Black-capped Chickadees

Sometimes my jobs leads me into funny areas.

Variation in social rank acquisition influences lifetime reproductive success in black-capped chickadees

This is one of the articles that is sort of related to our topic, but sadly won't be included because it isn't about a health issue. Not for humans at least. Problems with chickadee impotency is clearly health-related if you're a chickadee.

1 June 2007

Obesity Paper

I'm starting to write it properly. That is a good thing.

4 May 2007

Endurance exercise is good for you

As hypothesized by researchers, both lean and obese AAW possess a lower capacity for skeletal muscle FAO, but EET increases FAG similarly, in both AAW and CW.

Just as I always suspected.

19 April 2007

Stupid journalists “failing society”

Timid parents "failing obese"

This article is from the Border Mail. I don't like to point fingers at newspapers because they are all equally crap, but this is really crap.

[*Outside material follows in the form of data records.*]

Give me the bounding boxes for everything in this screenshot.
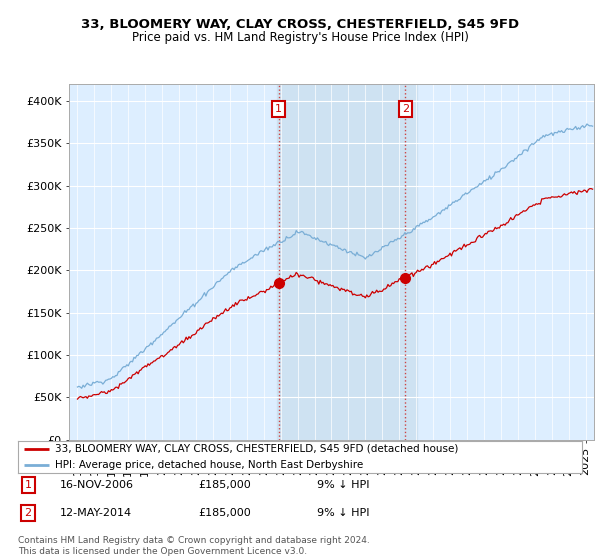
Text: 1: 1 [275,104,282,114]
Text: 33, BLOOMERY WAY, CLAY CROSS, CHESTERFIELD, S45 9FD: 33, BLOOMERY WAY, CLAY CROSS, CHESTERFIE… [81,18,519,31]
Bar [277,84,417,440]
Text: HPI: Average price, detached house, North East Derbyshire: HPI: Average price, detached house, Nort… [55,460,363,470]
Text: Price paid vs. HM Land Registry's House Price Index (HPI): Price paid vs. HM Land Registry's House … [131,31,469,44]
Text: 2: 2 [25,508,32,518]
Text: 9% ↓ HPI: 9% ↓ HPI [317,508,370,518]
Text: 33, BLOOMERY WAY, CLAY CROSS, CHESTERFIELD, S45 9FD (detached house): 33, BLOOMERY WAY, CLAY CROSS, CHESTERFIE… [55,444,458,454]
Text: 16-NOV-2006: 16-NOV-2006 [60,480,134,490]
Text: 2: 2 [402,104,409,114]
Text: 1: 1 [25,480,32,490]
Text: Contains HM Land Registry data © Crown copyright and database right 2024.
This d: Contains HM Land Registry data © Crown c… [18,536,370,556]
Text: 9% ↓ HPI: 9% ↓ HPI [317,480,370,490]
Text: 12-MAY-2014: 12-MAY-2014 [60,508,133,518]
Text: £185,000: £185,000 [199,480,251,490]
Text: £185,000: £185,000 [199,508,251,518]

The title is crap. The photo is crap and meaningless. The whole idea that parents are basically to blame for child obesity is not well supported and in my opinion also crap.

Update: I just noticed that the government report was called "Weight of Opinion". What is it with obesity researchers and smug word plays in their titles?

It reminds me of a presentation a couple of years ago about contraceptive usage. It wasn't a wordplay, but it was called "A Rising Tide?" The final punchline of the presentation was "... and the data shows that the tide will rise." It managed to make safe sex practices sound quite frightening.